July 2022 Newsletter Newsletter

The Right to Bear Arms?

Just days after the shooting and killing of 21 people, mainly children, in Uvalde, America’s National Rifle Association (NRA) held its convention boasting 14 acres of the latest weapons. Although its membership has declined since 2018, it spent £23mn on the elections in 2020. New organisations are springing up which take an even harder line than the NRA, such as Gun Owners of America (which advocates arming teachers) and the National Association of Gun Rights (which launched a petition in May urging no gun control).
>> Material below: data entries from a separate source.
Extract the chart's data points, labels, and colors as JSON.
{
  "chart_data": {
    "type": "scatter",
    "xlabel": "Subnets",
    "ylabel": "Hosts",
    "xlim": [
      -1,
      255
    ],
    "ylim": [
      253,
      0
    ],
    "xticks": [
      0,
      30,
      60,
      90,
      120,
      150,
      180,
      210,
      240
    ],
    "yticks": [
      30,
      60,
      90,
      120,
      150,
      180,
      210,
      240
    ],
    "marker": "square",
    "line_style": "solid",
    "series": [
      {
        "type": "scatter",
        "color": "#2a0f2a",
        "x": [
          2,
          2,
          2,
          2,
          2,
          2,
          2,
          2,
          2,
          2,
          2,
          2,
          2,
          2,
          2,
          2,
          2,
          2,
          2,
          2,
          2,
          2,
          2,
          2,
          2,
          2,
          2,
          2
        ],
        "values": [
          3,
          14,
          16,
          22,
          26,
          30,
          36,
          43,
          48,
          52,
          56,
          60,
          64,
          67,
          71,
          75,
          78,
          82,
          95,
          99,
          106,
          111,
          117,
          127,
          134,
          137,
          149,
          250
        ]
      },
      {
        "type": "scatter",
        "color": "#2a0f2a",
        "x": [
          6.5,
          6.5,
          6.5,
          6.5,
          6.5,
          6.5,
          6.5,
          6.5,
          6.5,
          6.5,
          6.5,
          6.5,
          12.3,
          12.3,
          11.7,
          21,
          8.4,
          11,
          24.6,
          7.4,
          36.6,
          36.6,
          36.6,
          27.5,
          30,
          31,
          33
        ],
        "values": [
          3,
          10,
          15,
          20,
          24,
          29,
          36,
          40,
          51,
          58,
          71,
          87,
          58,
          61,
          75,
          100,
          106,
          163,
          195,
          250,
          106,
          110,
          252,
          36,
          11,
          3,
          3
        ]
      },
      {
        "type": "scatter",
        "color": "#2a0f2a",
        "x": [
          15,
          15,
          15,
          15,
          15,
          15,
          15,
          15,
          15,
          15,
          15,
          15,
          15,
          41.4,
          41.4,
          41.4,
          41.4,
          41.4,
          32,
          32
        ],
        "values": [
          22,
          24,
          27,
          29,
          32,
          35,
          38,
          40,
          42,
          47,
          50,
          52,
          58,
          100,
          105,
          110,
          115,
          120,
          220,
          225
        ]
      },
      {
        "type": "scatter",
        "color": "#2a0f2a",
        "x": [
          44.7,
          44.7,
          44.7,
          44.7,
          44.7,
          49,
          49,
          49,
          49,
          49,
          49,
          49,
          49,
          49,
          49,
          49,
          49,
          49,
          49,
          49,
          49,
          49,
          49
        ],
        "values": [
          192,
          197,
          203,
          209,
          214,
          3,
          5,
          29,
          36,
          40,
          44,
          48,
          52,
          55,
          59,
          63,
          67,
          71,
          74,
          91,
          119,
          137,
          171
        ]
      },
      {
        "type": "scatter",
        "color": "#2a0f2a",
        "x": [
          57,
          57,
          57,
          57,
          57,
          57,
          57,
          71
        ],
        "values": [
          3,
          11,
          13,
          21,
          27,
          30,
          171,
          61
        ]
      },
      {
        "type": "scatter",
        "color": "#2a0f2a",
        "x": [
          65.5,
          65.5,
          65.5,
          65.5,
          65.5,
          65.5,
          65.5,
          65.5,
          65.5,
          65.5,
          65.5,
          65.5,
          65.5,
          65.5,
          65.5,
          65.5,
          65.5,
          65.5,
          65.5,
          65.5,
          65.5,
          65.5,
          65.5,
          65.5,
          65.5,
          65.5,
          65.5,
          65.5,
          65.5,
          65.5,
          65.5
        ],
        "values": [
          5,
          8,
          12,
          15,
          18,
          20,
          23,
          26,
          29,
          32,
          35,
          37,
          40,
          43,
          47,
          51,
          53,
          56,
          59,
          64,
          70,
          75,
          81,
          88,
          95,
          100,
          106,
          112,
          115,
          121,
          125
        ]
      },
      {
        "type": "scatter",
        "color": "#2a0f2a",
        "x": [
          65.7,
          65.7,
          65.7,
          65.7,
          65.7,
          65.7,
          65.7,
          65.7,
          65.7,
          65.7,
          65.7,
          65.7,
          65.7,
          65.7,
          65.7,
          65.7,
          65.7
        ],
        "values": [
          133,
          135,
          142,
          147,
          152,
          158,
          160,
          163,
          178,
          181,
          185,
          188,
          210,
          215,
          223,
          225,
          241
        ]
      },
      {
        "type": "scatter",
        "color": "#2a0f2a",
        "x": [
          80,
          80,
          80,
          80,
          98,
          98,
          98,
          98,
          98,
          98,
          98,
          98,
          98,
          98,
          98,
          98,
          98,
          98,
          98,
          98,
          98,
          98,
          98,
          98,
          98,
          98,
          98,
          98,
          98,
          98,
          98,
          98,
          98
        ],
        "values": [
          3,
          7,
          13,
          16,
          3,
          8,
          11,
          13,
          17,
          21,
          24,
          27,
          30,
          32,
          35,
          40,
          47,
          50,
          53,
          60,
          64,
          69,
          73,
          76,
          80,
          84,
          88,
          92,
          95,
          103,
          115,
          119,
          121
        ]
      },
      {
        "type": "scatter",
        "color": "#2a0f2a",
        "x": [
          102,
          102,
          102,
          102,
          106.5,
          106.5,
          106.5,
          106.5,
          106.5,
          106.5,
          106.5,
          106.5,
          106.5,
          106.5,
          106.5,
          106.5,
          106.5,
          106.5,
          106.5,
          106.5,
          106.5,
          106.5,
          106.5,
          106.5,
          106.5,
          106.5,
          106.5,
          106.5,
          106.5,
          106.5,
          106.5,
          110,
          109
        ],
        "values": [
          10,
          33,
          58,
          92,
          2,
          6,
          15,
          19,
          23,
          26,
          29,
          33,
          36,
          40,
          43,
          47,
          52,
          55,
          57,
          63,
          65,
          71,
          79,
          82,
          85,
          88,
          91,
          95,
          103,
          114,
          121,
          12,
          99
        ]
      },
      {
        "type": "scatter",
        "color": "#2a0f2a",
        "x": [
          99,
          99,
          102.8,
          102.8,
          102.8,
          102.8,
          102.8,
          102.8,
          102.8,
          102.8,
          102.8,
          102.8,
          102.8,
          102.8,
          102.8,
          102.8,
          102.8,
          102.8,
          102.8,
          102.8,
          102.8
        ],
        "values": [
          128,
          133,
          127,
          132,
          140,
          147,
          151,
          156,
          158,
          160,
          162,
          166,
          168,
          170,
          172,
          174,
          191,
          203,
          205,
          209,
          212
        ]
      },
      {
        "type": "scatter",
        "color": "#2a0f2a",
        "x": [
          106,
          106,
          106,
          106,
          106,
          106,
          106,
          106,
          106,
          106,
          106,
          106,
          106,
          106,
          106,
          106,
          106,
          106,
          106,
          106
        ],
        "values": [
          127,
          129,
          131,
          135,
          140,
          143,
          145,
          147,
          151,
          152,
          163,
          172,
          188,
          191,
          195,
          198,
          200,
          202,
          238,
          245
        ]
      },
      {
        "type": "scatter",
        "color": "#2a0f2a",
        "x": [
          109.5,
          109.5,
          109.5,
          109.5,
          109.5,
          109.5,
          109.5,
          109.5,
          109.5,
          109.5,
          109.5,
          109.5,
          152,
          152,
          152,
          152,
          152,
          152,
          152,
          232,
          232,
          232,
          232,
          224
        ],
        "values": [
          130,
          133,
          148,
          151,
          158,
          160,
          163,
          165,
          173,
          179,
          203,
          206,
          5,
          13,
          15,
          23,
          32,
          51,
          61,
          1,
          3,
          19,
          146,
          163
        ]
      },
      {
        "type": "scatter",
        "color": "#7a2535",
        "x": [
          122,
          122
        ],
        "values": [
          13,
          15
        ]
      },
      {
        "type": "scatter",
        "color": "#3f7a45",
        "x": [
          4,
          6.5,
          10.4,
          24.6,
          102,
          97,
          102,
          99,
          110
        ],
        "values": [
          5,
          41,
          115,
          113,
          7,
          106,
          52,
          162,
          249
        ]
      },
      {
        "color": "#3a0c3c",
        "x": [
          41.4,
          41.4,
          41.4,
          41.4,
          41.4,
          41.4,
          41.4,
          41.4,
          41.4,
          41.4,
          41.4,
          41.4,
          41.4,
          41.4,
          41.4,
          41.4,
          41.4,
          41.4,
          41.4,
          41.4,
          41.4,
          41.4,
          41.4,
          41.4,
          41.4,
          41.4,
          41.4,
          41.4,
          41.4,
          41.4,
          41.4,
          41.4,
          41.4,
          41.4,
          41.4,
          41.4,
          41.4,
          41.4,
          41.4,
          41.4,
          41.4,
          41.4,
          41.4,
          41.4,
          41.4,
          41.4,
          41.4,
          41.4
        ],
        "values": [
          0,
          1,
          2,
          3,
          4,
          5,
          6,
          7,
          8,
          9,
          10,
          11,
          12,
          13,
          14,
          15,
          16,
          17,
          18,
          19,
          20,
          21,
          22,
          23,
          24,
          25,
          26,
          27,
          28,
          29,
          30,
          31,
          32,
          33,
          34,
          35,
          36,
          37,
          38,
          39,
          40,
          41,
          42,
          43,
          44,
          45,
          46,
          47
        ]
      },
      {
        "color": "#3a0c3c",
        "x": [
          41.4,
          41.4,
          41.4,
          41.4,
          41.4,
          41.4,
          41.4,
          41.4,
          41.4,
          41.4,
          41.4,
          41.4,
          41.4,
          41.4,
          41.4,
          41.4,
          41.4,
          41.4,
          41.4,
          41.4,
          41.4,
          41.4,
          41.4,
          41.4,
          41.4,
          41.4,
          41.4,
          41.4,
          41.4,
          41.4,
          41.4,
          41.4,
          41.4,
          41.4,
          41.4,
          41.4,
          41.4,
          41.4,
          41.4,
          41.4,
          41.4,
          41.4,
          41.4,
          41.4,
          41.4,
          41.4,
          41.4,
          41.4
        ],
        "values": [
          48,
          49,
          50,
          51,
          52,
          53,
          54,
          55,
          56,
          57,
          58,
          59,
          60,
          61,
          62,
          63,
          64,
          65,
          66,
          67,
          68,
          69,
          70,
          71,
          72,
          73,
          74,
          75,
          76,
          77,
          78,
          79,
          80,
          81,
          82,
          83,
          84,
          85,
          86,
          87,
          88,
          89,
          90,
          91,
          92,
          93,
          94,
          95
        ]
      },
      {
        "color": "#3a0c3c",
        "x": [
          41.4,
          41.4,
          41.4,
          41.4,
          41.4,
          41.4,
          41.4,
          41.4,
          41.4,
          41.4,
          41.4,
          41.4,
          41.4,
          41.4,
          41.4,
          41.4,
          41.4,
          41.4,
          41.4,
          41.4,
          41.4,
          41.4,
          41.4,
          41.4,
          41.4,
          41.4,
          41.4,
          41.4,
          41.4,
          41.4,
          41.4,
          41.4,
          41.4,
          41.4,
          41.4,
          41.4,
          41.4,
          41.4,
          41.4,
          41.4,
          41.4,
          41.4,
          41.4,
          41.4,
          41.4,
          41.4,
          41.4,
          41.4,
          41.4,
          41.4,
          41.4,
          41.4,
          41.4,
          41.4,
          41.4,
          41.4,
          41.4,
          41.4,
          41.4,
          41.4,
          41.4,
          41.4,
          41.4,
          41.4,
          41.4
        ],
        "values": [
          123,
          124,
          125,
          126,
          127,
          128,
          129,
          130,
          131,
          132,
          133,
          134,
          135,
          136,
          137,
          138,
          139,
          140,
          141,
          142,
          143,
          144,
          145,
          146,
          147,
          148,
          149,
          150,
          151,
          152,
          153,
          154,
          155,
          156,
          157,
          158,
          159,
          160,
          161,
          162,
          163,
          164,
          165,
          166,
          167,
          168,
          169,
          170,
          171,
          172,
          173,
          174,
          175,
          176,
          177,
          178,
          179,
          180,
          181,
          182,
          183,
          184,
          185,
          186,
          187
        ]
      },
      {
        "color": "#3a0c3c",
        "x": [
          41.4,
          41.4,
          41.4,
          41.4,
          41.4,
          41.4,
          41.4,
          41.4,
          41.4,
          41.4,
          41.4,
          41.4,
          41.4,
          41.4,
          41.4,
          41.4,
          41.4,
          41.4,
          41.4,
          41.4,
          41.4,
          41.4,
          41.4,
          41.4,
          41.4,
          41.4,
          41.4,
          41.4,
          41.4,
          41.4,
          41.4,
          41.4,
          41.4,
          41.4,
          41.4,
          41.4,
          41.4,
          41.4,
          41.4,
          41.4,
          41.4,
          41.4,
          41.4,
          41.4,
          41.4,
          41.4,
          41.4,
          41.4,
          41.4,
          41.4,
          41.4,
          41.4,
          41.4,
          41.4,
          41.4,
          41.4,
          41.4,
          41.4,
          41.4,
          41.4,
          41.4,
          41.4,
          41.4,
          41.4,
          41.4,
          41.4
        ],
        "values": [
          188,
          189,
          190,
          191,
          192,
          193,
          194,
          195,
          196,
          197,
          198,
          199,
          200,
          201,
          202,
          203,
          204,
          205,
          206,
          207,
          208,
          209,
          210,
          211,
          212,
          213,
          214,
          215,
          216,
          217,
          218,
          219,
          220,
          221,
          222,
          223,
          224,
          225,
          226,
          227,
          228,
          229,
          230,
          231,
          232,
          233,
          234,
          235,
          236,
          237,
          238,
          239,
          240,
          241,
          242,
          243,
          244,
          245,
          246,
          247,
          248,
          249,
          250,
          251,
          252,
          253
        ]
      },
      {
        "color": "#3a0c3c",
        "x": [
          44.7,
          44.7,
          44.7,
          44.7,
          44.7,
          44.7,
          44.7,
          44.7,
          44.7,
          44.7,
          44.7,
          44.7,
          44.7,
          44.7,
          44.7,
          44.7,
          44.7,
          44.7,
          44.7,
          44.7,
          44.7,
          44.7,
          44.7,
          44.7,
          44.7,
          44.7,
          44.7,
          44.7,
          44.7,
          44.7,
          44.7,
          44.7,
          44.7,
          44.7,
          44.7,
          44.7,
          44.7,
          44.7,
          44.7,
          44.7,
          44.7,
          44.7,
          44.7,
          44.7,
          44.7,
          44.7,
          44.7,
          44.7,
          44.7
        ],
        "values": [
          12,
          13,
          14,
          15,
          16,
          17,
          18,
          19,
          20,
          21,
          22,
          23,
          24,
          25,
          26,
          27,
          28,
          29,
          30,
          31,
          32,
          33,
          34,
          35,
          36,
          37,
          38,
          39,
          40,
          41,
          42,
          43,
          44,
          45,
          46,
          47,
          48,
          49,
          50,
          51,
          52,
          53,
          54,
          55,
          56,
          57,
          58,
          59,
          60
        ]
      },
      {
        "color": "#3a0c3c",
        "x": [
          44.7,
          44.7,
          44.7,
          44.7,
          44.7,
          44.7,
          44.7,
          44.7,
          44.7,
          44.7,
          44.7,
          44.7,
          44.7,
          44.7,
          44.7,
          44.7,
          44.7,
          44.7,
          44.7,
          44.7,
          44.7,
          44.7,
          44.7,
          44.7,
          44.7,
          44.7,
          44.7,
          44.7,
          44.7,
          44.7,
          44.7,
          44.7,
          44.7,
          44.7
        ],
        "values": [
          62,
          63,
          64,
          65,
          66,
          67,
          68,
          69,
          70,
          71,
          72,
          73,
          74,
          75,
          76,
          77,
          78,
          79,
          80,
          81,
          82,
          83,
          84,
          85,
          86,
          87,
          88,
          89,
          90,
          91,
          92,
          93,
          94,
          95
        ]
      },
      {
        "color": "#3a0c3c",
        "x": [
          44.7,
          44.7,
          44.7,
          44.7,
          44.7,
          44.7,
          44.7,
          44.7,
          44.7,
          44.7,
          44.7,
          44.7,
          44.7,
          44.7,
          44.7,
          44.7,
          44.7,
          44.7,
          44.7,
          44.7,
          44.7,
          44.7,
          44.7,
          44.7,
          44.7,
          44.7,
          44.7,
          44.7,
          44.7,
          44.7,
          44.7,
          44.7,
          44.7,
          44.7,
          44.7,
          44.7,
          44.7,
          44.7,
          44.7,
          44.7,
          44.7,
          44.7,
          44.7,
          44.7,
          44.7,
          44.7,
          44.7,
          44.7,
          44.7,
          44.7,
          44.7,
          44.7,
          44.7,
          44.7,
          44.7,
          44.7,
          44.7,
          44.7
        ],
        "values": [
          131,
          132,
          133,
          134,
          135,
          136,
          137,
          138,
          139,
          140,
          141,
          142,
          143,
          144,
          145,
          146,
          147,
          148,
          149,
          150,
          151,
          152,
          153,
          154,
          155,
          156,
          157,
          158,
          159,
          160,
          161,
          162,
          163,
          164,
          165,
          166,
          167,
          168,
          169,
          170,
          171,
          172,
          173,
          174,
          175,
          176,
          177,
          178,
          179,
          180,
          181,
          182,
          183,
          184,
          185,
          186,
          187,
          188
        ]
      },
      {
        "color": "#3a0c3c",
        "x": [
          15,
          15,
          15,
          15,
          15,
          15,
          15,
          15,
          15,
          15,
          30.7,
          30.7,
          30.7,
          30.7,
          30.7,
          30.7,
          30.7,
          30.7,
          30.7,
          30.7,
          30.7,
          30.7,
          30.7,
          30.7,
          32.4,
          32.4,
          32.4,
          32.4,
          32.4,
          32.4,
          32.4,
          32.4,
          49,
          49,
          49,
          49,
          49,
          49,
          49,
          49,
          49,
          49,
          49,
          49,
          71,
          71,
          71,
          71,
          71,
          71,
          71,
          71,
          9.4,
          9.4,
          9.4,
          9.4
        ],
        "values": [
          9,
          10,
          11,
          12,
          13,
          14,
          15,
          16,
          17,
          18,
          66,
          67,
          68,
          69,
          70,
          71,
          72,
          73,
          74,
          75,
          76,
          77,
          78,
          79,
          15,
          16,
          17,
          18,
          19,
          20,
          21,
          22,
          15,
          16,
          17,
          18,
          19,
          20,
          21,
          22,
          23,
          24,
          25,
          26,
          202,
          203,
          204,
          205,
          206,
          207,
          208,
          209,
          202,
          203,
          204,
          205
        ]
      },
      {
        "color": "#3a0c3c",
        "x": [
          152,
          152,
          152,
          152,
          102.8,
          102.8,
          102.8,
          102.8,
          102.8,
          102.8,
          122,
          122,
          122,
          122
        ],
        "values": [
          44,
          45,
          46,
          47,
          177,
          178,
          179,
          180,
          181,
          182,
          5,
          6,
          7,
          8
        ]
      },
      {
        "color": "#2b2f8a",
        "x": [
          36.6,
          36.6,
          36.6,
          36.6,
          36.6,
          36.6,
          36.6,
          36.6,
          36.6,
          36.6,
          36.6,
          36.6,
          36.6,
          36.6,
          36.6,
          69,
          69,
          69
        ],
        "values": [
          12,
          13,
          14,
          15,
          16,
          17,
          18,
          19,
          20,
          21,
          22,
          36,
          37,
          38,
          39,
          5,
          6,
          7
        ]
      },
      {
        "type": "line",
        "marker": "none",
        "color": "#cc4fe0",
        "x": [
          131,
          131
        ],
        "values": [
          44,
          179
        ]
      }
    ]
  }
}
There are said to be around 400mn guns in civilian hands (more guns than people) in the USA, and there are more than 45,000 gun-related deaths there a year, of which over 1,000 were fatalities caused by the police. 

In the two decades prior to 2019, there were 101 mass shootings (incidents in which four or more people are killed). Guns are the leading cause of death among young people – more than caused by drugs or car accidents. According to a recent Politico poll, nearly 60 per cent of registered voters think it is at least ‘somewhat’ important for lawmakers to pass stricter gun laws. Polling last year found that 81 per cent supported background checks and 63 per cent wanted a ban on assault weapons. Yet this fails to happen. 

The last successful attempt at gun control was under President Clinton almost thirty years ago when the purchase of semi-automatic weapons was banned and tougher background checks were imposed. However, the Supreme Court in 2008 and 2010 declared that the banning of handguns was in conflict with the second amendment of the Constitution which states: ‘a well-regulated Militia, being necessary to the security of a free State, the right of the people to keep and bear Arms, shall not be infringed’. Clearly, this amendment is specifically linked to its times and to the need for a militia. 

For more than 100 years the law in New York state has been that to carry a gun in public you must have a licence, be over 21, have no criminal record, be of ‘good moral character’ and have ‘proper cause’ to carry a gun. The Supreme Court, however, on 23 June ruled that this too is unconstitutional. The fact that the justices were split 6-3 means that it was at least arguable that times and needs have changed. The Governor of New York described the decision as ‘reprehensible’. Americans rose in protest, with tens of thousands demonstrating in Washington and hundreds of rallies taking place across the US to push for gun control measures.
The Democrats did try to introduce some gun law reform in the aftermath of the Uvalde and other recent shootings, but it failed in the Senate as every Republican senator voted against it and any legislative change requires the support of 60 out of the 100 senators – not a simple majority – the so-called filibuster rule. This effectively gives a veto over national policy to a minority of states, most of them strongly Republican. The Atlantic magazine has noted that the 20 states with the lowest rates of gun ownership have more than two and a half times as many residents (about 192mn) as the states with the highest gun ownership rates (about 69mn). But in the Senate, these two sets of states have the same number of votes. However, a bipartisan group of US senators have now agreed a form of gun safety legislation. This was passed by the House of Representatives on 24 June when 15 Republicans voted with the Democrats. This Bill omits the tougher restrictions which the Democrats wanted but it will incrementally toughen requirements for young people to buy guns, deny firearms from more domestic abusers and help local authorities temporarily to take weapons from people judged to be dangerous. At least, it is a start.